"If any officer or other person charged with any duty in the selection or summoning of jurors, shall exclude, or fail to summon, any citizen in the case aforesaid, he shall, on conviction, be guilty of misdemeanor and be fined not more than five hundred dollars."

In the case known as Ex-parte vs. Virginia—found in 100 U. S. 339—it was held that an indictment against a State officer, under this section, for excluding persons of color from the jury, could be sustained. Now, let it be remembered, there was no law of the State of Virginia, by virtue of which a man was disqualified from sitting on the jury by reason of race or color. The officer did exclude, and did fail to summon, a citizen on account of race or color or previous condition of servitude. And the Supreme Court held:

"That whether the Statute-book of the State actually laid down any such rule of disqualification or not, the State, through its officer, enforced such rule; and that it was against such State action, through its officers and agents, that the last clause of the section was directed."

The Court further held that:

"This aspect of the law was deemed sufficient to divest it of any unconstitutional character."

In other words, the Supreme Court held that the officer was an agent of the State, although acting contrary to the statute of the State; and that, consequently, such officer, acting outside of law, was amenable to the Civil Rights Act, under the 14th Amendment, that referred only to States. The question arises: Is a State responsible for the action of its agent when acting contrary to law? In other words: Is the principal bound by the acts of his agent, that act not being within the scope of his authority? Is a State liable—or is the Government liable—for the act of any officer, that act not being authorized by law?

It has been decided a thousand times, that a State is not liable for the torts and trespasses of its officers. How then can the agent, acting outside of his authority, be prosecuted under a law deriving its entire validity from a constitutional amendment applying only to States?

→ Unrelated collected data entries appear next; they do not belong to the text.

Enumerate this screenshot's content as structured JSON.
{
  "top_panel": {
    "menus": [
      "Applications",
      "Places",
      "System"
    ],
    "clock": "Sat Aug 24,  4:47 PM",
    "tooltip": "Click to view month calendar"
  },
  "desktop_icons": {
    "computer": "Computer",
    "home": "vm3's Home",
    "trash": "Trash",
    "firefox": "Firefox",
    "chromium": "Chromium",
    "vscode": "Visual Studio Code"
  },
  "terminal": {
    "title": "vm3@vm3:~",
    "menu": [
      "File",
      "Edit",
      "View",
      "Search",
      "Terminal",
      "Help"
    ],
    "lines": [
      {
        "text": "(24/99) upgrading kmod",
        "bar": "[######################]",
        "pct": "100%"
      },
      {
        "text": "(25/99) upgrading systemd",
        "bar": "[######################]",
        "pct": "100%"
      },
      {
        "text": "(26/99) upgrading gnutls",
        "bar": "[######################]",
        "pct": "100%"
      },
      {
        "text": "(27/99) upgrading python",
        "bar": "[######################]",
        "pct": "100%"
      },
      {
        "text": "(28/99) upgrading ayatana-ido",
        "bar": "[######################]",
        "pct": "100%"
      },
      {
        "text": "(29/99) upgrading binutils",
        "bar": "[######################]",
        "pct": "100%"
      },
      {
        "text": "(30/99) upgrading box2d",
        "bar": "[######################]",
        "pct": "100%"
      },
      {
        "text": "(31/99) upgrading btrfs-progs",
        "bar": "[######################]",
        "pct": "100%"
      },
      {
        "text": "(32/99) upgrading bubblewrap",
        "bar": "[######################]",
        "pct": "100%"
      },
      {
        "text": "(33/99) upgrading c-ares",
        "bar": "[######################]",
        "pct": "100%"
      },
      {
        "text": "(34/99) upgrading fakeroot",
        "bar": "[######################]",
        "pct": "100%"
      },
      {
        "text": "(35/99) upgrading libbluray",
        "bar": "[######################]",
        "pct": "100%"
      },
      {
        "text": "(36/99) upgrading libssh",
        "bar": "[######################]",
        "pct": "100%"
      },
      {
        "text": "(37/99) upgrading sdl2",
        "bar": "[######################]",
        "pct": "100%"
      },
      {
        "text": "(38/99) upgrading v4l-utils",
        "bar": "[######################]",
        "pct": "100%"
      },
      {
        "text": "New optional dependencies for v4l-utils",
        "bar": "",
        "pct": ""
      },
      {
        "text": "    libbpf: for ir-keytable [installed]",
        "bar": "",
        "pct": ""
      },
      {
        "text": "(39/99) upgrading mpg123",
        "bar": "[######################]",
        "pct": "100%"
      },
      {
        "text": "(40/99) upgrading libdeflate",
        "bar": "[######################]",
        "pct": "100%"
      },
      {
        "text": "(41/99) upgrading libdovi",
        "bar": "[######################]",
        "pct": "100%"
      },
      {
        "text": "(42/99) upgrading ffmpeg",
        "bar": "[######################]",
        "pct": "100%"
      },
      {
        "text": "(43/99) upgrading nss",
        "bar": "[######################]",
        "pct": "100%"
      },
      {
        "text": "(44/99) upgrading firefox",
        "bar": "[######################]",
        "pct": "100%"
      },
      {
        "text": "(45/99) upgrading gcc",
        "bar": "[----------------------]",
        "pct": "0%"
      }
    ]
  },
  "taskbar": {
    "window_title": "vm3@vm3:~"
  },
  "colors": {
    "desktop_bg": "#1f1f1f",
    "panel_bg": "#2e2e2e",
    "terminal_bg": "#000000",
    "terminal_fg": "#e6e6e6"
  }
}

Does an officer, by acting contrary to State law, become so like a State that the word State, used in the Constitution, includes him?

So it was held in the case of Neal vs. Delaware,—103 U. S., 307,—that an officer acting contrary to the laws of the State—in defiance of those laws—would be amenable to the Civil Rights Act, passed under an amendment to the Constitution now held applicable only to States.

It is admitted, and expressly decided in the case of The U. S. vs. Reese et al., (already quoted) that when the wrongful refusal at an election is because of race, color, or previous condition of servitude, Congress can interfere and provide for the punishment of any individual guilty of such refusal, no matter whether such individual acted under or against the authority of the State.